Einem Richard Fuld (Lehman Brothers) durfte man nicht mit Realität kommen, sonst war man erledigt. Optimist musste man sein oder sich ihm so darstellen. So kommt der Idiotismus der hohen Finanzwelt und ihrer von der Lebenswelt abgewandten Experten zustande. Und von diesen Etagen aus, wo diese Typen schalten und walten nach eigenen Gesetzen, wird über das Schicksal von Millionen entschieden.
12.04.2012 12:56 Uhr
von Karl:
Kapitalismus nervt einfach nur noch...flexibilisierung, Humankapital, Assets und der ganze Ellbogenshit. NEIN DANKE!
Mut zum Menschsein!
12.04.2012 12:17 Uhr
von ber:
Ach Mensch TAZ, einen Link zum Trailer oder wenigstens zur Seite der Filmproduktion hätte man 2012 schon auf einer Webseite integrieren können, oder?
12.04.2012 10:39 Uhr
von Hans:
Es wird keinen Dokumentarfilm geben, der die Wirklichkeit dieser Unternehmen, ihrer Philosophie und ihres Profitstrebens darstellt. Das liegt daran, dass heute diese Unternehmen eine eigene PR-Abteilung plus externe Berater haben und dass die eben dafür sorgen, dass jede Berichterstattung tendenziell auch eine Show für das Unternehmen ist. Wer fundiert Nachteile dieser Arbeitswelt darstellt, erhält Post von der Rechtsabteilung und wird dort eben nicht als Wallraf gefeiert, sondern zu Tode prozessiert.
Ein wichtiger Baustein dieser Unternehmen ist: junge Menschen und zwar aus guten Grund. Wenn das Management eine 50 Stunden-Woche als Minimum einfordert, hat das Konsequenzen auf die Gesundheit, auf die Leistungsfähigkeit des Mitarbeiters oder der Mitarbeiterin. Wer von 9.00 bis 20.00 Uhr bei der Arbeit ist, der hat kaum noch etwas anderes im Leben und ist für seine Familie kaum da.
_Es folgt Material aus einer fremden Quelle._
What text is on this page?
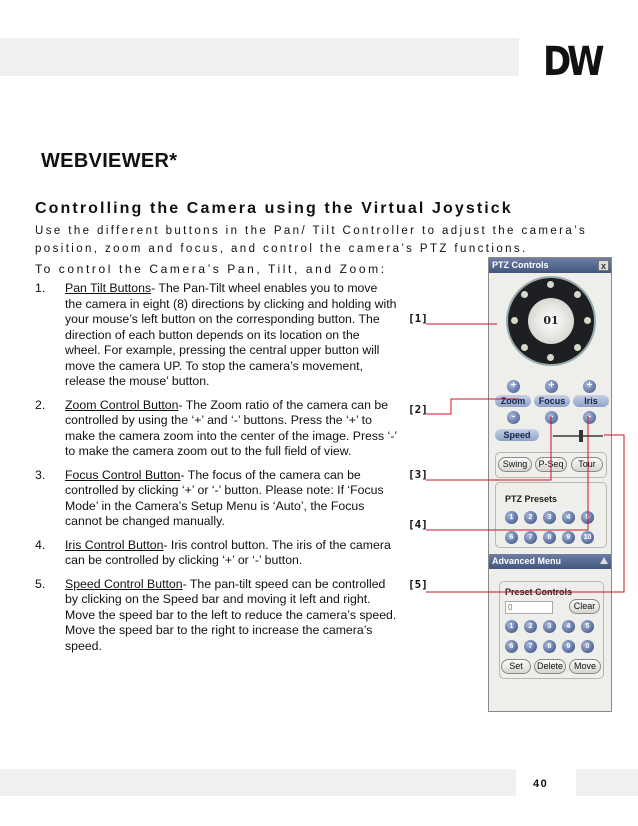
DW
WEBVIEWER*
Controlling the Camera using the Virtual Joystick
Use the different buttons in the Pan/ Tilt Controller to adjust the camera’s position, zoom and focus, and control the camera’s PTZ functions.
To control the Camera’s Pan, Tilt, and Zoom:
1. Pan Tilt Buttons- The Pan-Tilt wheel enables you to move the camera in eight (8) directions by clicking and holding with your mouse’s left button on the corresponding button. The direction of each button depends on its location on the wheel. For example, pressing the central upper button will move the camera UP. To stop the camera’s movement, release the mouse’ button.
2. Zoom Control Button- The Zoom ratio of the camera can be controlled by using the ‘+’ and ‘-’ buttons. Press the ‘+’ to make the camera zoom into the center of the image. Press ‘-’ to make the camera zoom out to the full field of view.
3. Focus Control Button- The focus of the camera can be controlled by clicking ‘+’ or ‘-’ button. Please note: If ‘Focus Mode’ in the Camera’s Setup Menu is ‘Auto’, the Focus cannot be changed manually.
4. Iris Control Button- Iris control button. The iris of the camera can be controlled by clicking ‘+’ or ‘-’ button.
5. Speed Control Button- The pan-tilt speed can be controlled by clicking on the Speed bar and moving it left and right. Move the speed bar to the left to reduce the camera’s speed. Move the speed bar to the right to increase the camera’s speed.
[1]
[2]
[3]
[4]
[5]
PTZ Controls	x
01
+	+	+
Zoom	Focus	Iris
-	-	-
Speed
Swing	P-Seq	Tour
PTZ Presets
1	2	3	4	5
6	7	8	9	10
Advanced Menu
Preset Controls
0
Clear
1	2	3	4	5
6	7	8	9	0
Set	Delete	Move
40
Sind die Leute einmal über die 40 und 50 hinweg, heißt es up or out: Hoch oder raus. Dann werden sie entlassen oder befördert. Aber: Lean-Management heißt, dass von 100 vielleicht 10 befördert werden. Der Rest geht - egal wohin. Ich vermute mal, dass wir in zwanzig Jahren eine ganze Menge zu diesem Thema lesen und sehen werden. Dann werden in den Dokumentarfilmen auch die ausgebrannten Menschen auftreten, die 'ihrem' Unternehmen alles gaben und dann mit Anfang 50 die Entlassung erhielten. Trotzdem würden heute sofort Hunderte Unternehmen behaupten, dass dies nicht so sei, dass sie auf Familie und Gesundheit der Mitarbeiter achten. Aber wer sagt das? Die PR-Abteilung. Und die findet wahrscheinlich auch diesen Film ganz gut.